Secret Life of the Unborn Shark

Part two

How to Build a Shark — a Closer Look

Let's take a closer look at the developmental events leading up to this stage.  Recall from our Overview that the blastodisc rolls up on itself.  This process is termed folding of the neural fold.  Strange as it might seem, the spinal chord and its large anterior expansion — the brain — start out on the outside of the embryo.  Folding the neural fold allows creation of a hollow tube of nervous tissue.  This may be particularly important to create a series of sinuses (cavities) through which a special fluid (cerebrospinal fluid) can circulate in the brain, so that this relatively large and complex mass of nervous tissue can regulate itself hormonally.

 

Here's a diagramatic view of the developing blastodisc as seen from the side, showing how a flat plate of undifferentiated animal cells begin to fold themselves into a shark.  The colors indicate which parts of the blastodisc differentiate into various tissues.  The yellow part develops into the notochord, which is a stiffening cartilaginous rod that forms the scaffolding for the backbone, which eventually will be differentiated into segmental vertebrae.  The red develops into the muscle blocks, those of which along the flanks will develop into swimming muscles.  The green part become the gut, consisting of esophagus, stomach, intestine (which, in sharks, is internally partitioned), rectal gland (a salt-secreting organ unique to elasmobranchs), and rectum.  The blue part develops into the brain, which coordinates nervous activity and is quite large in sharks.  As the blastodisc develops, it rolls under itself like the caterpillar tracks of a tank, eventually meeting up with the head end to form a three-layered embryo.

Here is a diagramatic side-view of the anterior of a developing dogfish embryo.  At a later stage of development, the embryo  continues to differentiate and starts taking on an increasingly shark-like form.  Note that the nerve tube (purple) and eye (grey) has started to differentiate from the brain.  Note also that the coelom, or body cavity (orange), has started to form.

More details are visible in this three-dimensional cutaway diagram.  Here, you can see the nerve tube (purple) is indeed hollow and the notochord (yellow) below it.  You can also see the muscle blocks (red) start to differentiate and its spatial relationship to the coelom.

 

Here we have a diagrammatic look at a developing dogfish embryo, showing all the parts we saw in the earlier photographs.

Closing Thoughts

All of the foregoing is biologically fascinating.  In truth, there are many more embryological details into which I could have gone but on which I did not even touch.  But I'd like to close on a more philosophical note.

As a naturalist and a lover of sharks, it was very sad for me to see the dead mother Green-Eyed Dogfish and her seven unborn embryos.  With one capture, eight lives were cut short.  It is a strange feeling to hold an unborn shark in the palm of your hand — to realize that what you are holding had the potential to develop into a sleek, agile marine predator that might have gone on to create more young, had we not come along and ended its mother's life.  But there is a very big difference between potential and actual.  The seven embryos were not really sharks ... not yet, at any rate.  They were merely potential sharks.  But the mother dogfish was an actual shark, going about her own business until she had the misfortune to take our captain's hook.

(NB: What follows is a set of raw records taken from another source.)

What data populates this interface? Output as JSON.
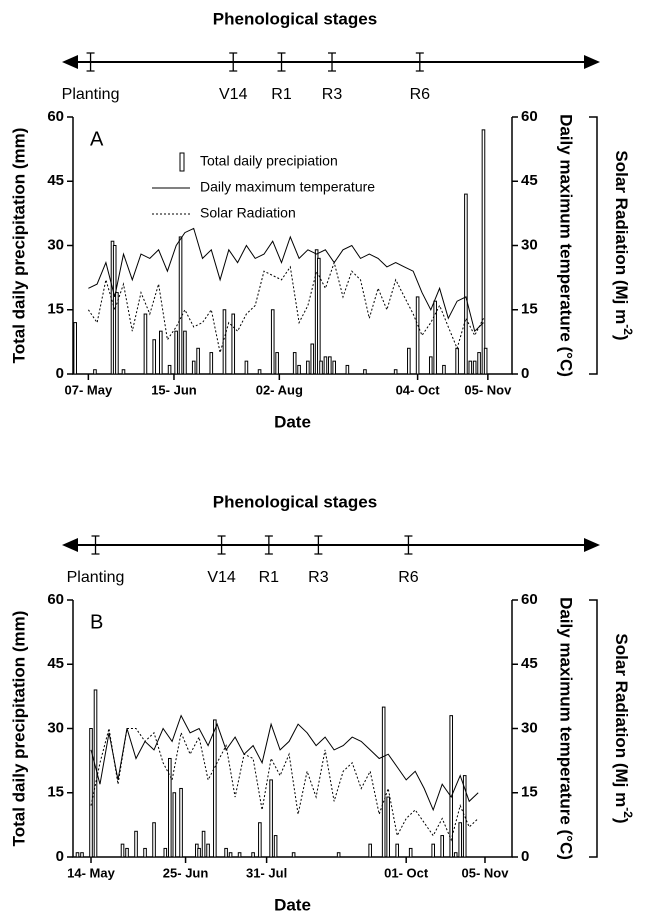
{
  "chart_data": [
    {
      "type": "combo",
      "title": "Phenological stages",
      "panel_label": "A",
      "stages": {
        "labels": [
          "Planting",
          "V14",
          "R1",
          "R3",
          "R6"
        ],
        "x": [
          1,
          66,
          88,
          111,
          151
        ]
      },
      "xlabel": "Date",
      "ylabel": "Total daily precipitation (mm)",
      "y2label": "Daily maximum temperature (°C)",
      "y3label": {
        "text": "Solar Radiation (Mj m",
        "sup": "-2",
        "end": ")"
      },
      "xlim": [
        -7,
        193
      ],
      "xticks": [
        {
          "value": 0,
          "label": "07- May"
        },
        {
          "value": 39,
          "label": "15- Jun"
        },
        {
          "value": 87,
          "label": "02- Aug"
        },
        {
          "value": 150,
          "label": "04- Oct"
        },
        {
          "value": 182,
          "label": "05- Nov"
        }
      ],
      "ylim": [
        0,
        60
      ],
      "yticks": [
        0,
        15,
        30,
        45,
        60
      ],
      "y2lim": [
        0,
        60
      ],
      "y2ticks": [
        0,
        15,
        30,
        45,
        60
      ],
      "y3lim": [
        0,
        60
      ],
      "legend": true,
      "series": [
        {
          "name": "Total daily precipiation",
          "type": "bar",
          "color": "#000000",
          "x": [
            -6,
            3,
            11,
            12,
            13,
            16,
            26,
            30,
            33,
            37,
            40,
            42,
            44,
            48,
            50,
            56,
            62,
            66,
            72,
            78,
            84,
            86,
            94,
            96,
            100,
            102,
            104,
            105,
            106,
            108,
            110,
            112,
            118,
            126,
            140,
            146,
            150,
            156,
            158,
            162,
            168,
            172,
            174,
            176,
            178,
            180,
            181
          ],
          "values": [
            12,
            1,
            31,
            30,
            19,
            1,
            14,
            8,
            10,
            2,
            10,
            32,
            10,
            3,
            6,
            5,
            15,
            14,
            3,
            1,
            15,
            5,
            5,
            2,
            3,
            7,
            29,
            27,
            3,
            4,
            4,
            3,
            2,
            1,
            1,
            6,
            18,
            4,
            17,
            2,
            6,
            42,
            3,
            3,
            5,
            57,
            6
          ]
        },
        {
          "name": "Daily maximum temperature",
          "type": "line",
          "axis": "y2",
          "color": "#000000",
          "dash": "none",
          "x": [
            0,
            4,
            8,
            12,
            16,
            20,
            24,
            28,
            32,
            36,
            40,
            44,
            48,
            52,
            56,
            60,
            64,
            68,
            72,
            76,
            80,
            84,
            88,
            92,
            96,
            100,
            104,
            108,
            112,
            116,
            120,
            124,
            128,
            132,
            136,
            140,
            144,
            148,
            152,
            156,
            160,
            164,
            168,
            172,
            176,
            180
          ],
          "values": [
            20,
            21,
            26,
            18,
            28,
            22,
            28,
            27,
            29,
            24,
            30,
            33,
            34,
            27,
            29,
            22,
            29,
            26,
            30,
            27,
            28,
            31,
            26,
            32,
            27,
            29,
            28,
            29,
            26,
            29,
            30,
            27,
            28,
            27,
            25,
            26,
            25,
            24,
            19,
            15,
            20,
            13,
            17,
            18,
            10,
            12
          ]
        },
        {
          "name": "Solar Radiation",
          "type": "line",
          "axis": "y3",
          "color": "#000000",
          "dash": "2 2",
          "x": [
            0,
            4,
            8,
            12,
            16,
            20,
            24,
            28,
            32,
            36,
            40,
            44,
            48,
            52,
            56,
            60,
            64,
            68,
            72,
            76,
            80,
            84,
            88,
            92,
            96,
            100,
            104,
            108,
            112,
            116,
            120,
            124,
            128,
            132,
            136,
            140,
            144,
            148,
            152,
            156,
            160,
            164,
            168,
            172,
            176,
            180
          ],
          "values": [
            15,
            12,
            22,
            15,
            21,
            10,
            19,
            14,
            21,
            8,
            11,
            15,
            11,
            12,
            15,
            5,
            12,
            10,
            14,
            16,
            24,
            23,
            22,
            25,
            12,
            16,
            24,
            20,
            26,
            18,
            24,
            22,
            13,
            20,
            15,
            22,
            18,
            14,
            9,
            12,
            16,
            11,
            6,
            13,
            9,
            13
          ]
        }
      ]
    },
    {
      "type": "combo",
      "title": "Phenological stages",
      "panel_label": "B",
      "stages": {
        "labels": [
          "Planting",
          "V14",
          "R1",
          "R3",
          "R6"
        ],
        "x": [
          2,
          58,
          79,
          101,
          141
        ]
      },
      "xlabel": "Date",
      "ylabel": "Total daily precipitation (mm)",
      "y2label": "Daily maximum temperature (°C)",
      "y3label": {
        "text": "Solar Radiation (Mj m",
        "sup": "-2",
        "end": ")"
      },
      "xlim": [
        -8,
        187
      ],
      "xticks": [
        {
          "value": 0,
          "label": "14- May"
        },
        {
          "value": 42,
          "label": "25- Jun"
        },
        {
          "value": 78,
          "label": "31- Jul"
        },
        {
          "value": 140,
          "label": "01- Oct"
        },
        {
          "value": 175,
          "label": "05- Nov"
        }
      ],
      "ylim": [
        0,
        60
      ],
      "yticks": [
        0,
        15,
        30,
        45,
        60
      ],
      "y2lim": [
        0,
        60
      ],
      "y2ticks": [
        0,
        15,
        30,
        45,
        60
      ],
      "y3lim": [
        0,
        60
      ],
      "legend": false,
      "series": [
        {
          "type": "bar",
          "color": "#000000",
          "x": [
            -6,
            -4,
            0,
            2,
            14,
            16,
            20,
            24,
            28,
            33,
            35,
            37,
            40,
            47,
            48,
            50,
            52,
            55,
            60,
            62,
            66,
            72,
            75,
            80,
            82,
            90,
            110,
            124,
            130,
            132,
            136,
            142,
            152,
            156,
            160,
            162,
            164,
            166
          ],
          "values": [
            1,
            1,
            30,
            39,
            3,
            2,
            6,
            2,
            8,
            2,
            23,
            15,
            16,
            3,
            2,
            6,
            3,
            32,
            2,
            1,
            1,
            1,
            8,
            18,
            5,
            1,
            1,
            3,
            35,
            14,
            3,
            2,
            3,
            5,
            33,
            1,
            8,
            19
          ]
        },
        {
          "type": "line",
          "axis": "y2",
          "color": "#000000",
          "dash": "none",
          "x": [
            0,
            4,
            8,
            12,
            16,
            20,
            24,
            28,
            32,
            36,
            40,
            44,
            48,
            52,
            56,
            60,
            64,
            68,
            72,
            76,
            80,
            84,
            88,
            92,
            96,
            100,
            104,
            108,
            112,
            116,
            120,
            124,
            128,
            132,
            136,
            140,
            144,
            148,
            152,
            156,
            160,
            164,
            168,
            172
          ],
          "values": [
            25,
            17,
            29,
            18,
            30,
            23,
            27,
            25,
            30,
            27,
            33,
            29,
            30,
            26,
            31,
            25,
            28,
            24,
            26,
            22,
            31,
            25,
            27,
            31,
            29,
            26,
            28,
            25,
            26,
            28,
            27,
            25,
            23,
            24,
            21,
            18,
            20,
            16,
            11,
            17,
            14,
            19,
            13,
            15
          ]
        },
        {
          "type": "line",
          "axis": "y3",
          "color": "#000000",
          "dash": "2 2",
          "x": [
            0,
            4,
            8,
            12,
            16,
            20,
            24,
            28,
            32,
            36,
            40,
            44,
            48,
            52,
            56,
            60,
            64,
            68,
            72,
            76,
            80,
            84,
            88,
            92,
            96,
            100,
            104,
            108,
            112,
            116,
            120,
            124,
            128,
            132,
            136,
            140,
            144,
            148,
            152,
            156,
            160,
            164,
            168,
            172
          ],
          "values": [
            12,
            22,
            30,
            17,
            30,
            30,
            27,
            29,
            22,
            18,
            29,
            24,
            28,
            18,
            22,
            26,
            14,
            24,
            23,
            11,
            23,
            19,
            24,
            10,
            20,
            14,
            25,
            13,
            20,
            22,
            16,
            20,
            10,
            16,
            5,
            9,
            11,
            8,
            5,
            9,
            4,
            12,
            7,
            9
          ]
        }
      ]
    }
  ]
}
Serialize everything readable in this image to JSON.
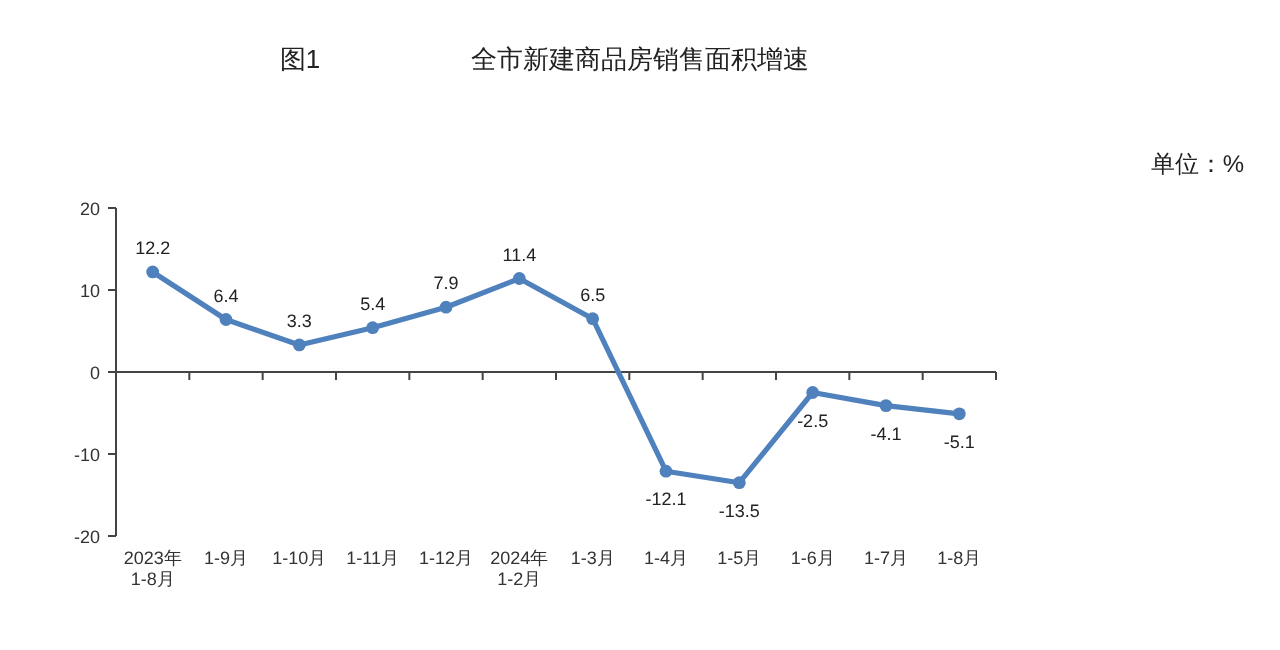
{
  "chart_data": {
    "type": "line",
    "title": "全市新建商品房销售面积增速",
    "annotations": [
      "图1",
      "单位：%"
    ],
    "categories": [
      "2023年\n1-8月",
      "1-9月",
      "1-10月",
      "1-11月",
      "1-12月",
      "2024年\n1-2月",
      "1-3月",
      "1-4月",
      "1-5月",
      "1-6月",
      "1-7月",
      "1-8月"
    ],
    "series": [
      {
        "color": "#4f81bd",
        "values": [
          12.2,
          6.4,
          3.3,
          5.4,
          7.9,
          11.4,
          6.5,
          -12.1,
          -13.5,
          -2.5,
          -4.1,
          -5.1
        ]
      }
    ],
    "ylim": [
      -20,
      20
    ],
    "yticks": [
      -20,
      -10,
      0,
      10,
      20
    ],
    "marker": "circle",
    "line_style": "solid",
    "data_labels": true
  }
}
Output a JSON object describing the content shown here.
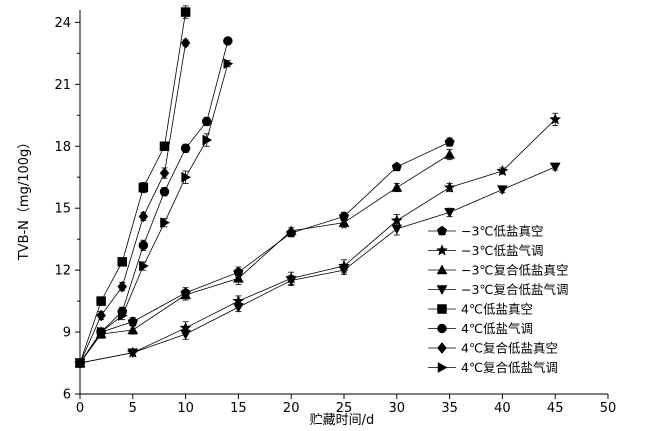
{
  "chart_data": {
    "type": "line",
    "xlabel": "贮藏时间/d",
    "ylabel": "TVB-N（mg/100g）",
    "xlim": [
      0,
      50
    ],
    "ylim": [
      6,
      24.6
    ],
    "xticks": [
      0,
      5,
      10,
      15,
      20,
      25,
      30,
      35,
      40,
      45,
      50
    ],
    "yticks": [
      6,
      9,
      12,
      15,
      18,
      21,
      24
    ],
    "grid": false,
    "legend_position": "right-middle",
    "series": [
      {
        "name": "−3℃低盐真空",
        "marker": "pentagon",
        "x": [
          0,
          2,
          5,
          10,
          15,
          20,
          25,
          30,
          35
        ],
        "y": [
          7.5,
          9.0,
          9.5,
          10.9,
          11.9,
          13.8,
          14.6,
          17.0,
          18.2
        ],
        "err": [
          0.15,
          0.2,
          0.2,
          0.25,
          0.25,
          0.15,
          0.2,
          0.15,
          0.2
        ]
      },
      {
        "name": "−3℃低盐气调",
        "marker": "star",
        "x": [
          0,
          5,
          10,
          15,
          20,
          25,
          30,
          35,
          40,
          45
        ],
        "y": [
          7.5,
          8.0,
          9.2,
          10.5,
          11.6,
          12.2,
          14.4,
          16.0,
          16.8,
          19.3
        ],
        "err": [
          0.15,
          0.15,
          0.3,
          0.25,
          0.3,
          0.3,
          0.3,
          0.2,
          0.15,
          0.3
        ]
      },
      {
        "name": "−3℃复合低盐真空",
        "marker": "triangle-up",
        "x": [
          0,
          2,
          5,
          10,
          15,
          20,
          25,
          30,
          35
        ],
        "y": [
          7.5,
          8.9,
          9.1,
          10.8,
          11.6,
          13.9,
          14.3,
          16.0,
          17.6
        ],
        "err": [
          0.15,
          0.2,
          0.2,
          0.25,
          0.3,
          0.15,
          0.25,
          0.2,
          0.25
        ]
      },
      {
        "name": "−3℃复合低盐气调",
        "marker": "triangle-down",
        "x": [
          0,
          5,
          10,
          15,
          20,
          25,
          30,
          35,
          40,
          45
        ],
        "y": [
          7.5,
          8.0,
          8.9,
          10.2,
          11.5,
          12.0,
          14.0,
          14.8,
          15.9,
          17.0
        ],
        "err": [
          0.15,
          0.15,
          0.25,
          0.2,
          0.25,
          0.2,
          0.3,
          0.2,
          0.15,
          0.15
        ]
      },
      {
        "name": "4℃低盐真空",
        "marker": "square",
        "x": [
          0,
          2,
          4,
          6,
          8,
          10
        ],
        "y": [
          7.5,
          10.5,
          12.4,
          16.0,
          18.0,
          24.5
        ],
        "err": [
          0.15,
          0.2,
          0.15,
          0.25,
          0.15,
          0.3
        ]
      },
      {
        "name": "4℃低盐气调",
        "marker": "circle",
        "x": [
          0,
          2,
          4,
          6,
          8,
          10,
          12,
          14
        ],
        "y": [
          7.5,
          9.0,
          10.0,
          13.2,
          15.8,
          17.9,
          19.2,
          23.1
        ],
        "err": [
          0.15,
          0.2,
          0.2,
          0.25,
          0.2,
          0.2,
          0.2,
          0.1
        ]
      },
      {
        "name": "4℃复合低盐真空",
        "marker": "diamond",
        "x": [
          0,
          2,
          4,
          6,
          8,
          10
        ],
        "y": [
          7.5,
          9.8,
          11.2,
          14.6,
          16.7,
          23.0
        ],
        "err": [
          0.15,
          0.2,
          0.2,
          0.2,
          0.25,
          0.15
        ]
      },
      {
        "name": "4℃复合低盐气调",
        "marker": "triangle-right",
        "x": [
          0,
          2,
          4,
          6,
          8,
          10,
          12,
          14
        ],
        "y": [
          7.5,
          9.0,
          9.8,
          12.2,
          14.3,
          16.5,
          18.3,
          22.0
        ],
        "err": [
          0.15,
          0.2,
          0.2,
          0.2,
          0.2,
          0.3,
          0.3,
          0.15
        ]
      }
    ]
  }
}
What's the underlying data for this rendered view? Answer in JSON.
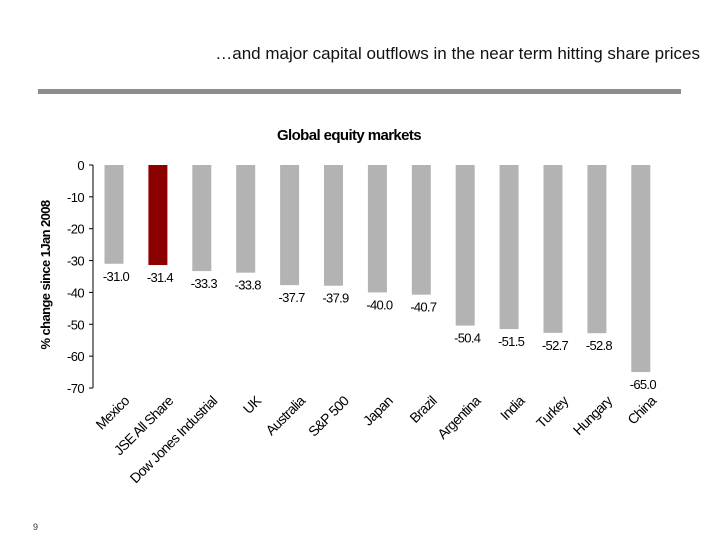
{
  "slide": {
    "title": "…and major capital outflows in the near term hitting share prices",
    "page_number": "9"
  },
  "chart_data": {
    "type": "bar",
    "title": "Global equity markets",
    "xlabel": "",
    "ylabel": "% change since 1Jan 2008",
    "ylim": [
      -70,
      0
    ],
    "yticks": [
      0,
      -10,
      -20,
      -30,
      -40,
      -50,
      -60,
      -70
    ],
    "grid": false,
    "legend": "none",
    "categories": [
      "Mexico",
      "JSE All Share",
      "Dow Jones Industrial",
      "UK",
      "Australia",
      "S&P 500",
      "Japan",
      "Brazil",
      "Argentina",
      "India",
      "Turkey",
      "Hungary",
      "China"
    ],
    "values": [
      -31.0,
      -31.4,
      -33.3,
      -33.8,
      -37.7,
      -37.9,
      -40.0,
      -40.7,
      -50.4,
      -51.5,
      -52.7,
      -52.8,
      -65.0
    ],
    "data_labels": [
      "-31.0",
      "-31.4",
      "-33.3",
      "-33.8",
      "-37.7",
      "-37.9",
      "-40.0",
      "-40.7",
      "-50.4",
      "-51.5",
      "-52.7",
      "-52.8",
      "-65.0"
    ],
    "colors": {
      "default_bar": "#b3b3b3",
      "highlight_bar": "#8b0000"
    },
    "highlight_index": 1
  }
}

It would be a mistake to think ill of the man who killed them all.  The vessel captain who caught the mother dogfish is a very decent fellow who would never kick a dog or strangle a bunny.  He is a commercial lobster fisherman, a tough, no-nonsense man who loves his family and works hard to earn a living.  He is smart and well read and has a wonderful sense of humor.  But, to him, the mother dogfish was just a fish:  something to be caught for food or sale.  He didn't know she was pregnant and I don't know if that would have made a difference as to whether he let it go.  I suspect he retained it because I was on board and he knew I was a biologist interested in sharks.  Otherwise, he probably would have cut it up to use as bait for tastier or more saleable fish.

The mother dogfish had in her stomach dozens of lenses from the eyes of teleost fishes and part of a crustacean carapace.  She was a professional killer.  There is nothing inherently 'evil' or 'immoral' in this way of life.  It is just what dogfish do.  And catching fish is simply what fishermen do.  Sharks gotta eat and so do fishermen.  When a fisherman encounters a shark on his terms, the shark invariably loses.  It is strange that when a shark catches a human in its environment and bites or kills him, we cannot forgive the creature for simply doing what it does.

I thought about such things as I held the last of the lifeless Green-Eyed Dogfish embryos in my hand.  I suppose I could have been outraged that the mother shark and all her young were killed and refused to have anything further to do with them.  But I am a biologist.  Studying organisms is what I do.  And besides, not studying that dogfish specimen would have done nothing to bring it or its young back to life.  So I did my best to collect as much information as I could about the mother shark and her embryos.  Doing so and sharing much of that information here is my way of 'honoring' the life of the mother dogfish and her unborn young.  I hope that this does not seem unduly sentimental or 'strange'.  But mostly, I hope you will have found these pages interesting and useful.